Sound Transit officials are very excited about this Friday’s first run of Link light rail, he said, and the accompanying celebration.

“It’s going to be a great party for the City of Tacoma,” Somerstein said.

If you would like to attend, here’s some helpful information:

– Tacoma Link light rail will celebrate its inaugural run beginning at 10 a.m., Friday, Aug. 22, at Tacoma Dome Station, 423 E. 25th St. Opening ceremonies will include a blessing by Connie McCloud of the Puyallup Indian Tribe and an invocation by Major Thomas Morrow, corps officer, Salvation Army Tacoma Citadel/Corps. Ron Sims, Sound Transit Board Chair and King County Executive, will serve as master of ceremonies. Speakers will include politicians and other officials. John Ladenburg, vice chair, Sound Transit Board and Pierce County Executive, will make closing remarks. Refreshments will be available.

– Streetcar rides begin at noon and last until 10 p.m. Before noon, inaugural rides will carry public officials and winners of 100 promotional tickets.

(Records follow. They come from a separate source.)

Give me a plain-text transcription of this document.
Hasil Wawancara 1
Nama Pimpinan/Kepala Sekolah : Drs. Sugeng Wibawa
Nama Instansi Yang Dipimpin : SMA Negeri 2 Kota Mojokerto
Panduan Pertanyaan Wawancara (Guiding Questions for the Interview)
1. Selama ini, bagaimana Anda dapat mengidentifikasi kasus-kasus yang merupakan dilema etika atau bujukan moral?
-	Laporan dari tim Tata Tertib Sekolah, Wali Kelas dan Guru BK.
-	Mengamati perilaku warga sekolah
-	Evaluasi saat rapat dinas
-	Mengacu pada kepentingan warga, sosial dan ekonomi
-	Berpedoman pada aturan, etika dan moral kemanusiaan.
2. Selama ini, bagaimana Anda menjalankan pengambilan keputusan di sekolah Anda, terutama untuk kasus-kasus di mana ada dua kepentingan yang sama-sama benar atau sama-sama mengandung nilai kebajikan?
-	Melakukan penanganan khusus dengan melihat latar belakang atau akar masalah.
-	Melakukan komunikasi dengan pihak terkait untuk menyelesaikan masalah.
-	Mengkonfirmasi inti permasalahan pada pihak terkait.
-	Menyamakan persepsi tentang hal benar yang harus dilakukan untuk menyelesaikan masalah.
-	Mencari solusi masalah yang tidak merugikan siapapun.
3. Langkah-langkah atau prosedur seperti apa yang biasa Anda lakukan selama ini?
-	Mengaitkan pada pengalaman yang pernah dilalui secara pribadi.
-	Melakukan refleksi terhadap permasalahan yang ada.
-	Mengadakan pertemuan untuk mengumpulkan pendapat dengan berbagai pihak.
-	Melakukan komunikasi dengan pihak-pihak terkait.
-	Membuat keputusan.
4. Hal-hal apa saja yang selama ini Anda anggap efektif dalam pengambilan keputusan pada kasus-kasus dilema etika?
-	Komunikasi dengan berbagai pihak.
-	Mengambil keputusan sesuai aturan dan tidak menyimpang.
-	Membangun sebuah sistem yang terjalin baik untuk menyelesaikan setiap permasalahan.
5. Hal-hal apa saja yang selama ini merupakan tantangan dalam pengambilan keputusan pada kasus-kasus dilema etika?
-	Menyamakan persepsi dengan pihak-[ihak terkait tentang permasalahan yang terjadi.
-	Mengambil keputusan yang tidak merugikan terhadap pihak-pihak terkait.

– Closing ceremonies will start at 7 p.m., at Theater Square on Broadway, between South 9th and 11th streets. Kevin Phelps, Sound Transit Boardmember and a member of the Tacoma City Council, will serve as master of ceremonies. There will be guest speakers and a surprise entertainer.

– There will be a variety of musical performances throughout the day.

– There will be additional entertain-ment next to the Tacoma Link stations, including “mobile hot shop” glass blowing and the Tacoma Youth Symphony.

For more information, please go to Sound Transit’s Website at:

Historical information courtesy of WashingtonHistoryLink.org.

Nov. 5, 1996: Voters approve funding for Sound Transit to provide regional transportation improvements – including Tacoma Link light rail.

Dec. 11, 2001: The first section of track for Link light rail (construction began in spring) is placed.

April 9, 2002: The massive power substation – which houses two independent units that supply direct current for the light rail vehicles – is put into position.

Sept. 3, 2002: The three Link streetcars, having arrived over the Labor Day weekend, are off-loaded at the Port of Tacoma. The vehicles are built by Skoda Dopravini Technica in the Czech Republic.

April 7, 2003: The final section of track is welded into place at the intersection of Pacific Avenue and 17th Street.

June 18, 2003: Sound Transit conducts the first public run of a Link streetcar in Tacoma during an initial system-wide test.

Aug. 5, 2003: Okay, it’s not a highlight, but Tacoma Link has its first scrape with another vehicle, when a truck illegally parked between tracks hits a streetcar after it was driven off the tracks and attempted a turn.

Aug. 22, 2003: Sound Transit celebrates the first public run of Link light rail.